Voltando então aos contentamentos espirituais, parece-me ter dito que às vezes somos assaltadas por nossas emoções ao ponto de sofrer ataques de soluços. Ouvi dizer que algumas pessoas sentem o peito apertar e têm movimentos involuntários tão violentos que chegam a sangrar pelo nariz, além de sofrer outros acidentes assim penosos. Disso não sei dizer nada, porque não tenho experiência. Mas deve ser motivo de alegria, já que, como mencionei, tudo termina em querer agradar a Deus e deleitar-se com Sua Majestade.
2. Os gostos de Deus, que em outra parte chamei oração de quietude, são muito diferentes, como saberão as irmãs que, pela misericórdia de Deus, já os experimentaram. Para entender melhor a diferença entre os contentamentos espirituais e os gostos de Deus, imaginemos duas fontes que enchem de água dois tanques. (Não encontro nada mais apropriado que a água para representar certos aspectos da vida espiritual. Como sei pouco e o talento não me ajuda e como aprecio muito esse elemento, tenho prestado mais atenção a ele do que a outras coisas. Em tudo o que tão grande e sábio Deus criou deve haver muitos segredos de que podemos nos beneficiar. São esses segredos ocultos na natureza que os estudiosos procuram desvendar, embora eu pense que em cada coisinha que Deus criou há mais mistérios do que somos capazes de compreender, mesmo que seja só uma formiguinha.)

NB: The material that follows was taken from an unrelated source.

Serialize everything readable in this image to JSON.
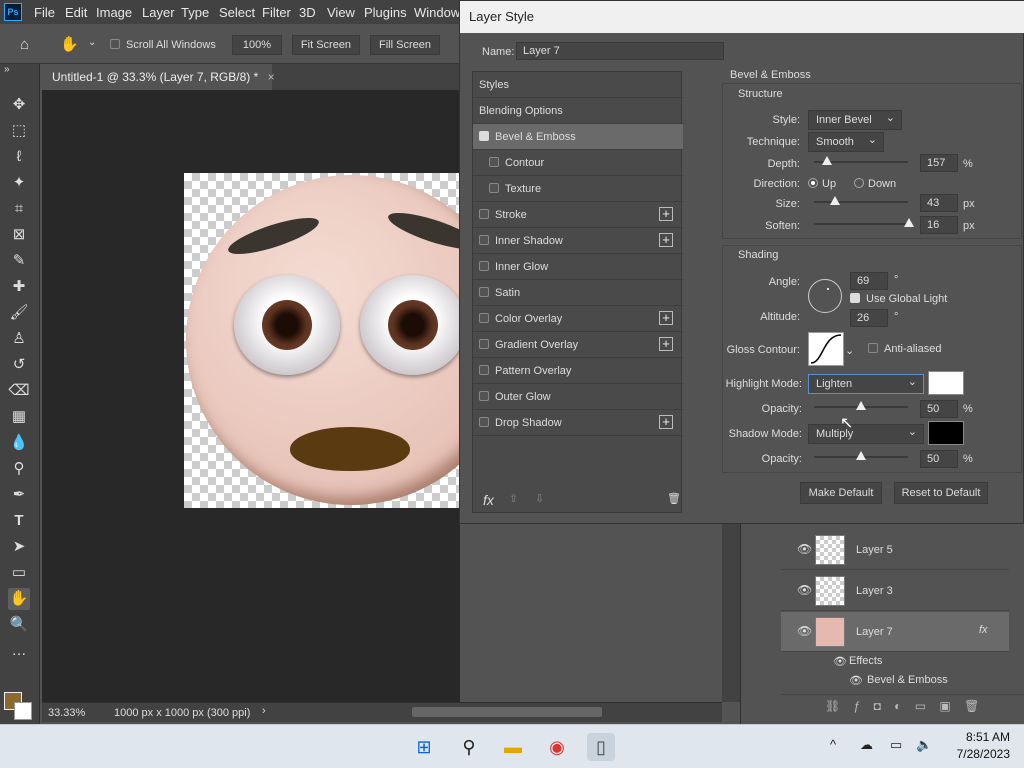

3. Esses dois tanques enchem-se de água de diferentes maneiras. Um a recebe de longe, trazida por aquedutos e máquinas barulhentas que nós mesmos construímos. Outro está erguido sobre a própria nascente e por isso enche em silêncio. Se o manancial é caudaloso como esse de que falamos, logo transborda e faz surgir um grande rio. Não é necessário construir maquinaria nem aquedutos, e mesmo assim sempre corre água dali. A diferença entre gostos e contentamentos, a meu ver, é que nos contentamentos a água vem por aquedutos, isto é, pela meditação, como já disse. Nós os trazemos, meditando e esforçando-nos para compreender as coisas do espírito. Por isso, cansam o intelecto e, quando chegam afinal, fazem barulho, enchendo a alma de benefícios, como disse no capítulo anterior.
4. No outro tanque, ou seja, na oração dos gostos de Deus, porém, a água vem da própria nascente que é Deus. Quando Sua Majestade quer dar alguma graça sobrenatural, ele faz brotar essa água no mais profundo de nosso ser, com grandíssima paz, quietude e suavidade. Não sei de onde procede a alegria e deleite dos gostos de Deus. Não são como os deste mundo que começam no coração e só depois enchem tudo. Essa água vai se derramando primeiro por todas as moradas e faculdades da alma e só depois chega ao corpo. Por isso, disse que começa em Deus e acaba em nós. Todo o nosso ser deleita-se nesse gosto e suavidade, como verá quem o experimentar.
5. Acabei de me lembrar do versículo Dilatasti cor meum (“[Quando] dilatardes o meu coração”), que citei há pouco para mostrar que o coração se dilata. Na verdade, porém, não creio que os gostos de Deus nascem no coração, e sim noutra parte ainda mais interior e mais profunda. Acredito que eles procedem do centro da alma. Vou explicar ao final como descobri isso.
Vejo em nós mesmos segredos que muitas vezes me espantam. E quantos mais deve haver! Oh, meu Senhor e meu Deus, como são insondáveis as vossas grandezas! Andamos como uns pastorinhos tontos, pensando que enxergamos alguma coisa de vós. No entanto, o que conseguimos ver deve ser quase nada, já que não somos capazes de entender sequer os grandes segredos que há em nós mesmos. Disse quase nada pensando no muitíssimo que há em vós, pois até o pouco que podemos alcançar de vossas obras é sobremaneira grandioso.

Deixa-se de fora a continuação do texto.